Abstract

It is known that seismic traces are often characterized by quasi-periodic oscillations which are nearly sinusoidal. A comparison between these field seismic traces and the corresponding synthetic seismograms, as computed from velocity logs, shows that these continuous oscillations are due partly to secondary arrivals which are mutually interfering and partly to seismic "noise". The main arrivals of reflected energy superimpose and interfere with these continuous oscillations; consequently, it is difficult to pick reflections accurately. This paper considers methods of eliminating these continuous oscillations from the seismic sections, and of bringing out the energy content of the seismic waves in order to outline the changes in reflection energy which are superimposed upon the common and almost constant background energy arising from secondary arrivals and from noise.From the commonly known expressions of kinetic energy and potential energy of compression in vibrating solids, it has been possible to design a suitable computer for obtaining film cross-sections which are the energy cross-sections, so-called because they show the energy arrivals.

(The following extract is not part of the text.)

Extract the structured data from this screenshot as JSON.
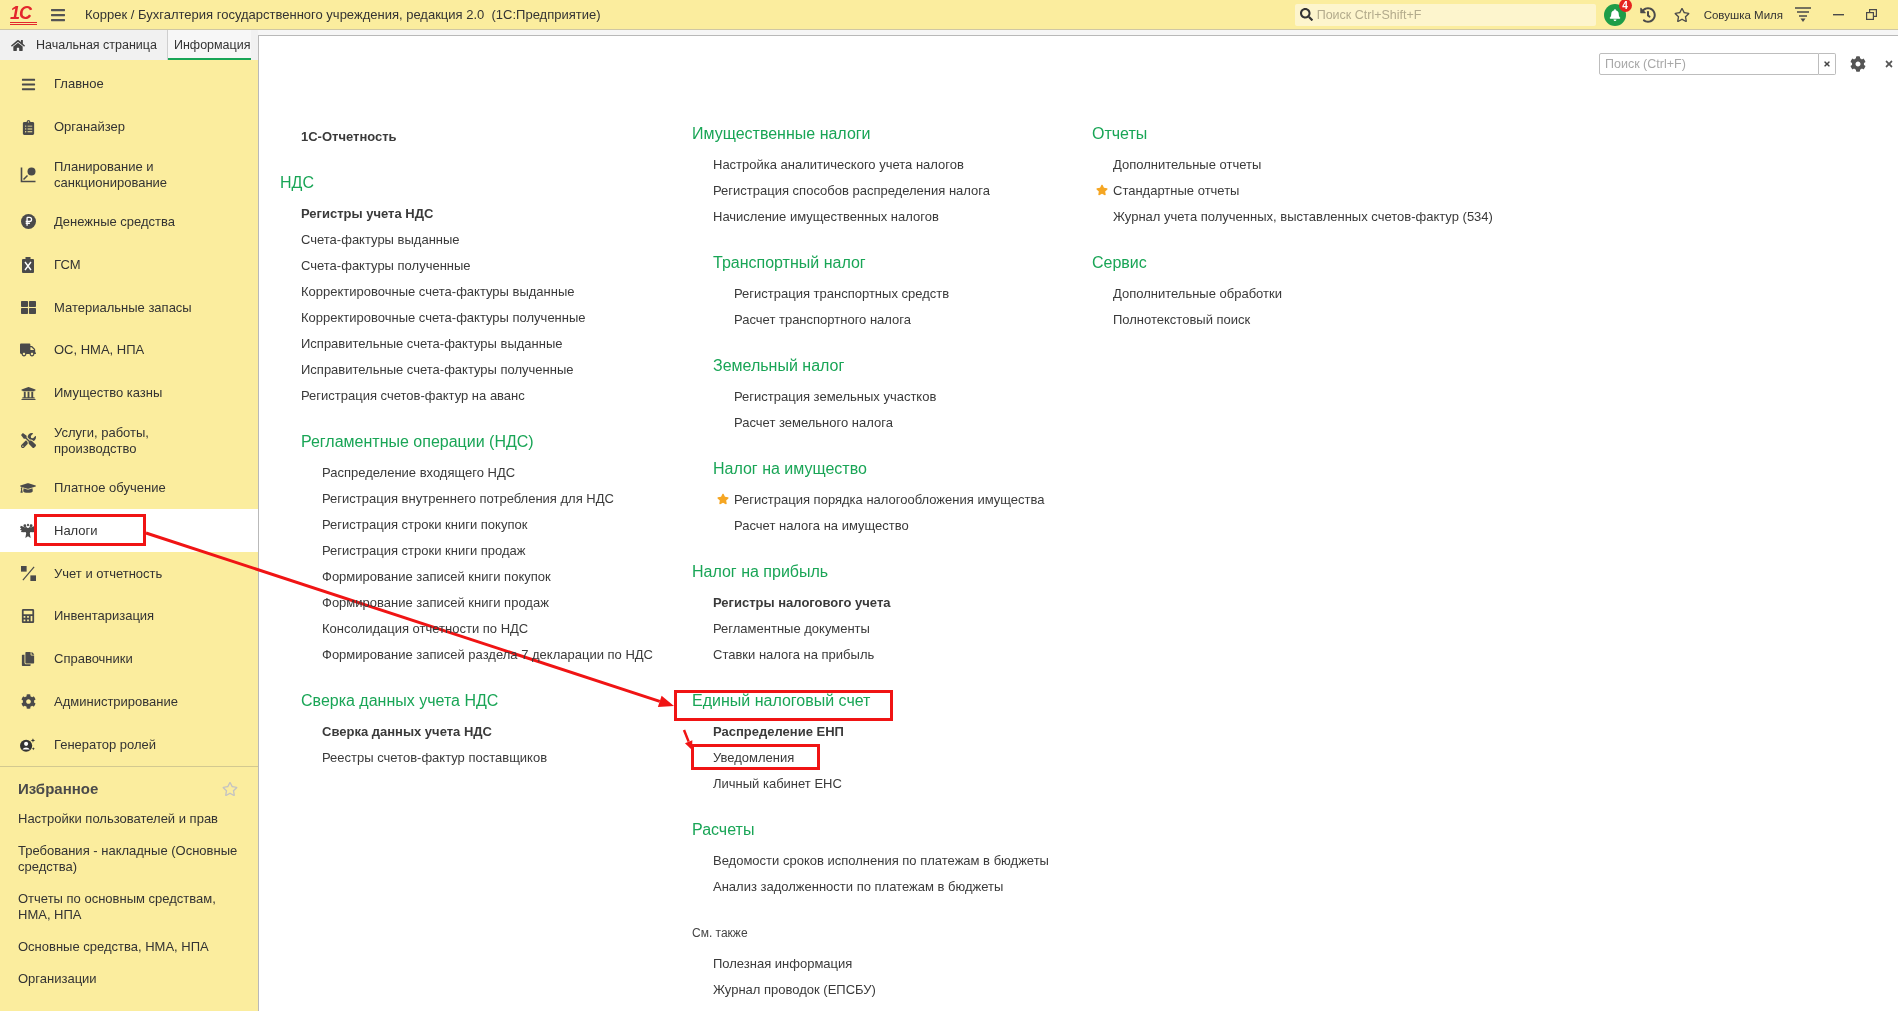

Another possibility is to calculate correlations between successive seismic traces (adjacent or not) and to do this only for dips which may possibly be reflected arrivals. It has also been possible for this case to design a suitable computer and to add to the playback unit a system for presenting correlations. This system uses a cathode-ray tube equipped with an optical projection system which gives the possibility of automatically applying small segments of a line or vector with an inclination equal to the apparent dip of the reflection and with a thickness proportional to the strength of the reflection; thence the name of "vector section" given to this section. After a short resume of the principles which are fundamental to these processes, the practical results obtained by the two methods are described and discussed, and a comparison between their relative advantages is given.